The Volvo Ocean Race is billed as the longest professional sporting event in the world and in taking nine months to sail 39,000 nautical miles the label is certainly merited.
So it's a touch ironic that such a marathon should start with a sprint, and even more ironic that the sprint should turn into a hideous wallow with these ocean greyhounds looking like a pack of nodding dogs see-sawing in a windless swell.
That was the story of the in-port race off the Volvo headquarters in Alicante, the Spanish port currently in festival mode as the big start looms in a week's time.
Sadly the practice race was all the organisers hoped the real thing would be with light airs giving way to a cracking breeze which the Emirates Team New Zealand crew on Camper lapped up.

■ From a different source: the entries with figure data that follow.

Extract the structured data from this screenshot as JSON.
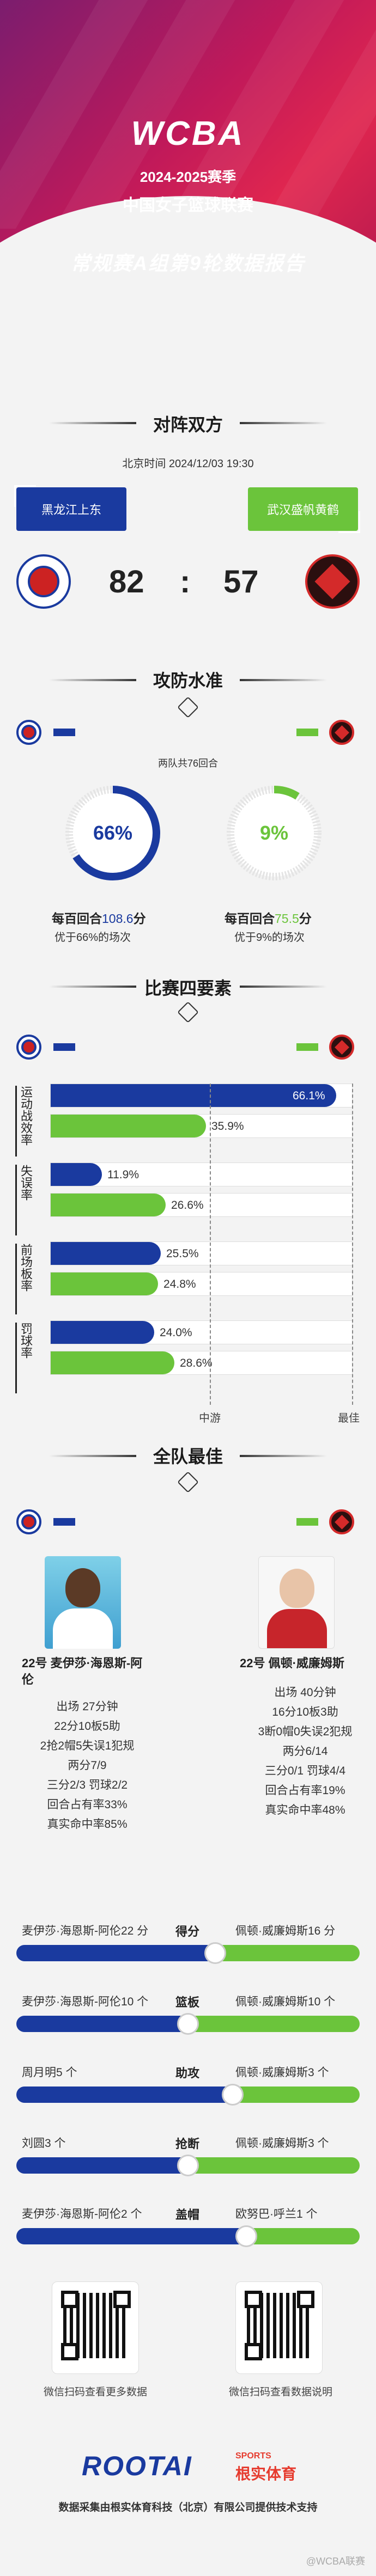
{
  "header": {
    "logo": "WCBA",
    "season": "2024-2025赛季",
    "league": "中国女子篮球联赛",
    "report_title": "常规赛A组第9轮数据报告"
  },
  "matchup": {
    "section_title": "对阵双方",
    "datetime": "北京时间 2024/12/03 19:30",
    "home_team": "黑龙江上东",
    "away_team": "武汉盛帆黄鹤",
    "home_score": "82",
    "colon": ":",
    "away_score": "57"
  },
  "offense": {
    "section_title": "攻防水准",
    "possessions": "两队共76回合",
    "home": {
      "pct_label": "66%",
      "pct": 66,
      "per100_prefix": "每百回合",
      "per100_value": "108.6",
      "per100_suffix": "分",
      "better": "优于66%的场次"
    },
    "away": {
      "pct_label": "9%",
      "pct": 9,
      "per100_prefix": "每百回合",
      "per100_value": "75.5",
      "per100_suffix": "分",
      "better": "优于9%的场次"
    }
  },
  "four_factors": {
    "section_title": "比赛四要素",
    "axis": {
      "mid": "中游",
      "best": "最佳"
    },
    "factors": [
      {
        "label": "运动战效率",
        "home": 66.1,
        "home_label": "66.1%",
        "away": 35.9,
        "away_label": "35.9%"
      },
      {
        "label": "失误率",
        "home": 11.9,
        "home_label": "11.9%",
        "away": 26.6,
        "away_label": "26.6%"
      },
      {
        "label": "前场板率",
        "home": 25.5,
        "home_label": "25.5%",
        "away": 24.8,
        "away_label": "24.8%"
      },
      {
        "label": "罚球率",
        "home": 24.0,
        "home_label": "24.0%",
        "away": 28.6,
        "away_label": "28.6%"
      }
    ]
  },
  "best": {
    "section_title": "全队最佳",
    "home_player": {
      "name": "22号 麦伊莎·海恩斯-阿伦",
      "stats": [
        "出场 27分钟",
        "22分10板5助",
        "2抢2帽5失误1犯规",
        "两分7/9",
        "三分2/3 罚球2/2",
        "回合占有率33%",
        "真实命中率85%"
      ]
    },
    "away_player": {
      "name": "22号 佩顿·威廉姆斯",
      "stats": [
        "出场 40分钟",
        "16分10板3助",
        "3断0帽0失误2犯规",
        "两分6/14",
        "三分0/1 罚球4/4",
        "回合占有率19%",
        "真实命中率48%"
      ]
    },
    "comparisons": [
      {
        "category": "得分",
        "home_text": "麦伊莎·海恩斯-阿伦22 分",
        "away_text": "佩顿·威廉姆斯16 分",
        "home_share": 58
      },
      {
        "category": "篮板",
        "home_text": "麦伊莎·海恩斯-阿伦10 个",
        "away_text": "佩顿·威廉姆斯10 个",
        "home_share": 50
      },
      {
        "category": "助攻",
        "home_text": "周月明5 个",
        "away_text": "佩顿·威廉姆斯3 个",
        "home_share": 63
      },
      {
        "category": "抢断",
        "home_text": "刘圆3 个",
        "away_text": "佩顿·威廉姆斯3 个",
        "home_share": 50
      },
      {
        "category": "盖帽",
        "home_text": "麦伊莎·海恩斯-阿伦2 个",
        "away_text": "欧努巴·呼兰1 个",
        "home_share": 67
      }
    ]
  },
  "footer": {
    "qr_left_caption": "微信扫码查看更多数据",
    "qr_right_caption": "微信扫码查看数据说明",
    "brand": "ROOTAI",
    "brand_sports": "SPORTS",
    "brand_cn": "根实体育",
    "note": "数据采集由根实体育科技（北京）有限公司提供技术支持",
    "watermark": "@WCBA联赛"
  },
  "colors": {
    "home": "#1a3a9f",
    "away": "#6bc43b",
    "header": "#c0195a"
  }
}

The actual race began with a breeze that faded to nothing with just one boat breaking away from the pack to win a shortened sprint by a huge margin. It was very satisfying for British double Olympic silver medallist Ian Walker driving Abu Dhabi Ocean Racing and very frustrating for everyone else as his lead grew and grew.
But given the lottery element created by the fickle and fading breeze it became no surprise to hear Ken Read on Puma express utter delight at second with the Kiwis on Camper equally pleased and relieved at taking third.
After watching two days of racing here most observers already see those on the podium looking it will be familiar territory and there seems to be little between them speed-wise.
Of course it is very early days and, as noted above, there's a long way to go. It should be quite a ride. While there may only be six boats in the fleet they are astonishing machines to be hold and their power if almost frightening.